I’m finding, interestingly, that the American legal world has more or less forgotten about deep linking. After a few high-profile cases in the late 1990s and early 2000s, and a veritable eruption of scholarship, deep linking issues have basically dropped off the radar screen. There have been some student notes on the issue in the last two-three years, but otherwise, few people are making a stink one way or the other.
This is interesting, first of all, in that the issue is very much not dead elsewhere in the world. Deep linking cases have been actively litigated in Denmark and India within the past year, with the respective courts reaching opposite results. Given that the questions involved have never really been definitively resolved in this country, the relative American silence is not for lack of legal opportunity.
I also find it interesting in that the relative age of the scholarship here is telling, when you look around at what people are actually doing about deep linking. On the one hand, there are entire business models being built around web applications for which deep linking would be devastating. To take one example, chosen more or less at random, consider SendSpace, which allows you to upload files and send the links to friends. They make their money showing advertising. That means going through a full page, not a page artfully stripped to have just the link to the file. Four fifths of the existing deep linking scholarship thinks in terms of content providers protecting their content from direct competitors or their brand, from dilution, not quite in terms of providers making sure that user eyeballs are properly monetized.

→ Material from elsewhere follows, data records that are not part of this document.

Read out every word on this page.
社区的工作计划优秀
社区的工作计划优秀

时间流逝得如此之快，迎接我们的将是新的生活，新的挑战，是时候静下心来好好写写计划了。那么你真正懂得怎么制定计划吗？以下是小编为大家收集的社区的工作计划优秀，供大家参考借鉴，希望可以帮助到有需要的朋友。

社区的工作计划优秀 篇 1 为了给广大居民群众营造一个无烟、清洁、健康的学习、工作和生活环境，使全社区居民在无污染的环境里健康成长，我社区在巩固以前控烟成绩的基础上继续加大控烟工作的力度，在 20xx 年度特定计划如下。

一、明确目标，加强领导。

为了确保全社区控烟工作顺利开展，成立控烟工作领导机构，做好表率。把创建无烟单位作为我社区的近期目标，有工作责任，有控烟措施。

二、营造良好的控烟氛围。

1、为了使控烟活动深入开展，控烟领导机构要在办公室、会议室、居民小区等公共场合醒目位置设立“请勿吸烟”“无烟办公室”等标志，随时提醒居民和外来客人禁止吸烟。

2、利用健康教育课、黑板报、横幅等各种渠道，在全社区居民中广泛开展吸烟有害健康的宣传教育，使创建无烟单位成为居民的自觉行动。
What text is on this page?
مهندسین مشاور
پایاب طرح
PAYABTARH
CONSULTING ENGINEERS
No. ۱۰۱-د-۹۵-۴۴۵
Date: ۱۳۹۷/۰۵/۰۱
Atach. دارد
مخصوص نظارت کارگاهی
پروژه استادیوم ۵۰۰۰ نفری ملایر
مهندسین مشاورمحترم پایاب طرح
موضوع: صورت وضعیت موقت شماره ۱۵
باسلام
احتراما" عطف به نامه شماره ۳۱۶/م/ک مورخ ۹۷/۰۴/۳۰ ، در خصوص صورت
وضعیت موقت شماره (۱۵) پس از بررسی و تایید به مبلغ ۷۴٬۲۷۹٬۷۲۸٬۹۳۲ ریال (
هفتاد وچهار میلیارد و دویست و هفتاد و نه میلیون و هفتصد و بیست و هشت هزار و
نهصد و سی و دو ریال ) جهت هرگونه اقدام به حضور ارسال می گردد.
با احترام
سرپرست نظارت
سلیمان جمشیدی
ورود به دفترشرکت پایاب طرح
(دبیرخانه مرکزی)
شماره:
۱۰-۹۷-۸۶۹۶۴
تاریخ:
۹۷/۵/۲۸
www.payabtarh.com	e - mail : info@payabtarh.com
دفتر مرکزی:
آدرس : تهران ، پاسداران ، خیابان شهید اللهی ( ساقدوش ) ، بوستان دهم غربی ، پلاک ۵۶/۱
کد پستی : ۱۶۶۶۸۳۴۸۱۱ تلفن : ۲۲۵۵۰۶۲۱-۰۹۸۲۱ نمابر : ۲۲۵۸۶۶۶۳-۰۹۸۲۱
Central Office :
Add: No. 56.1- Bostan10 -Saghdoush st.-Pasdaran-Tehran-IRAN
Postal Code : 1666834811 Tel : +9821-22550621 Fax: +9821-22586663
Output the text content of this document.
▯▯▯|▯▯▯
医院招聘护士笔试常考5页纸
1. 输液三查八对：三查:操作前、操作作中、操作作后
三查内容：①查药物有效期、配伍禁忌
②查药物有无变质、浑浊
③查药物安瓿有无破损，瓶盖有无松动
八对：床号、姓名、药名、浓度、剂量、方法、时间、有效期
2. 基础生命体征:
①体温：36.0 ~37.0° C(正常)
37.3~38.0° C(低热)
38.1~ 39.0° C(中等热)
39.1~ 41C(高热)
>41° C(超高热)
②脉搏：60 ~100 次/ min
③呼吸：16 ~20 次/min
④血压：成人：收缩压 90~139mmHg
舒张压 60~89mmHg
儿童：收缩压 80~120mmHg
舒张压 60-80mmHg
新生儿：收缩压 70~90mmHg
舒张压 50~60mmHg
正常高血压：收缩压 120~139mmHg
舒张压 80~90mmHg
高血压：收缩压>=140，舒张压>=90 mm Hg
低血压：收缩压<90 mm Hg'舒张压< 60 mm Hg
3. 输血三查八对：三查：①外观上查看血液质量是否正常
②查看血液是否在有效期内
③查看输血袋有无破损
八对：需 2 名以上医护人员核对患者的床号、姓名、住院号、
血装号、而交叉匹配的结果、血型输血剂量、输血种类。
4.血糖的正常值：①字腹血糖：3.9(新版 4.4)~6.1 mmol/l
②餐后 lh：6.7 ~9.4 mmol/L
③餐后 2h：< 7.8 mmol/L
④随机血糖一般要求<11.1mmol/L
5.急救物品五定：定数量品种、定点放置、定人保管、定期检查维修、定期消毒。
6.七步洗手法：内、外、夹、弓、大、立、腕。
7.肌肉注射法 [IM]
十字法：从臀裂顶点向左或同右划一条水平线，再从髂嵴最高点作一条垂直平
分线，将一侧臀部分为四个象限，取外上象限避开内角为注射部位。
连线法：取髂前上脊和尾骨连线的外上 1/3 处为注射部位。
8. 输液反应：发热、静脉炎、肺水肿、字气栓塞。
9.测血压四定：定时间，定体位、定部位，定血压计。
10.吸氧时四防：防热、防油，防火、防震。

The range of anti-deep linking technologies available today is also considerably more extensive than formerly. After an age of simplification, during which designers abandoned frames and opted for simpler designs with more standardized layouts, we’re going back into page designs that have non-trivial state and which can’t easily be wrapped up in a single URL. Dynamic, AJAXy pages are by nature resistant to deep linking. You can’t easily create a deep link to anything that doesn’t have a permanent link in the first place.
Moreover, the techies have plenty of fairly simple ways to nullify deep links. A basic paywall—only registered users beyond this point—forces users to go through your processes. Even if the crawlers can index your content, when everyone has to register to see what you have, you control the horizontal and the vertical. (Well, modulo BugMeNot, that is, though I wonder how long it will last.)
Or, in one of my favorite tricks, site owners can simply check referrers. Pages and images should only be loaded from particular other pages on your own site. You can either block requests that don’t go through proper channels, display a snide message instead, or show something that the user really didn’t want to see. This guy did it with style. When Fuddruckers’ deep linked to a Burger Time clone flash game he’d made, he redirected the traffic to a page with pictures of a slaughterhouse. (For fun, ask yourself about possible theories liability here, being sure not to overlook the relevance of the probably unauthorized clone of Burger Time.)
The glib answer, then, would be that site owners don’t need deep linking liability because they have other effective routes to the same end (both legal and technical) and that scholars have sensibly ignored a now-irrelevant legal issue. This may or may not be the case, but I think it has, at the least, taken some urgency out of the deep linking wars.
This is all by way of an aside. I don’t at the moment have a good hook on which to hang these thoughts in my search engines piece. I just thought I’d get out in the open something that I found a bit unusual in looking through the case law.